Justice traditionally judges freely chosen individual acts, but social justice judges how far the distribution of economic and social benefits among social groups departs from how they “ought” to be distributed. Practically, social justice also justifies the exercise of the state’s coercive power to distribute “fairly” goods that include education, employment, housing, income, health care, leisure, a pleasant environment, political power, property, social recognition, and wealth.
 [Further assumed is] society is divided into social identity groups defined by categories such as class, race, and gender; that any “unfair distribution” of goods among these groups is oppression; and that oppression can only – and must – be removed by a coalition of “marginalized” identity groups working to radically transform politics, society, and culture to eliminate privilege ….
 Social justice education rejects the idea that classes should aim at teaching a subject matter for its own sake, or seek to foster students’ ability to think, judge, and write as independent goods. Social justice education instead aims directly at creating effective social justice activists, ideally engaged during class in such activism. Social justice education transforms the very definitions of academic disciplines—first to permit the substitution of social justice activism for intellectual endeavor, and then to require it …. 
The ideal of social justice does not complement the ideal of education. The ideal of social justice replaces the ideal of education.
UNO’s new program unmistakably echoes this ethos:
Justice Studies goes well-beyond the study of crime, law, and the criminal justice system. Its focus is within a more expansive economic, political, and social context, including issues of economic inequality, institutional racism, classism, sexism, corporate and state power; environmental; war and state violence; environmental harm; consumerism and commodification; corporate media influence; and struggles over space, place, and territory. The intended Justice Studies program will equip students with a comprehensive knowledge of the world's justice systems and provide them the advanced-level knowledge and skills to create meaningful, real-world change.
To do this, it requires 12 foundational hours, six of which address research methods, 33 hours from four different subject areas that span 19 different disciplines, capped by dissertation research hours. (A masters degree may be awarded with fewer area hours and thesis hours.) The six foundational non-research hours, as well as many in the raft of area courses, by titles (and, where existing, catalog descriptions), have content that appears congruent with the concept of “social justice.”
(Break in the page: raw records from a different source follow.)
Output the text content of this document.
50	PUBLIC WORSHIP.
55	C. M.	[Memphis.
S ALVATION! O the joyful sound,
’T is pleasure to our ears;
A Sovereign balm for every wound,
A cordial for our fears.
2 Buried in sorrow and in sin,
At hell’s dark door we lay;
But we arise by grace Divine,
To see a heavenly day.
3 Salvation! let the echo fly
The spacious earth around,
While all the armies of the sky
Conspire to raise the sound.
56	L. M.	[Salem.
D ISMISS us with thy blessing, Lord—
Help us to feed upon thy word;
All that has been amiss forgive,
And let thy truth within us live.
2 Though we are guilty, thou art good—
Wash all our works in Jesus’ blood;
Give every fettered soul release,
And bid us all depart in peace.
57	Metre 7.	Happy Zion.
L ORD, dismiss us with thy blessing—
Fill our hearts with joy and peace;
At best, from the standpoint of classic scholastic higher education that develops students’ abilities to analyze, creatively think, and to explain the human or natural condition using knowledge bases, this degree incites a colossal waste of resources; at worst, it abrogates the entire idea of higher education by surrendering to anti-intellectualism in the service of a puerile political agenda. Anybody involved in this, from UNO Chancellor John Nicklow on down, for penance should read the classic tome that exposes the inherent invalidity of “social justice” as a meaningful concept, Friedrich Hayek’s The Mirage of Social Justice (in his tome Law, Legislation, and Liberty, which, as a sign of how badly things have deteriorated at UNO, I read as part of my doctoral studies there).

Yet, it seems, this is the dreck Louisiana higher education wants to pursue with greater financial autonomy. If so, not only did legislators act wisely in letting lapse the ability of state institutions to collect some funding without legislative oversight, perhaps it needs to extend that oversight.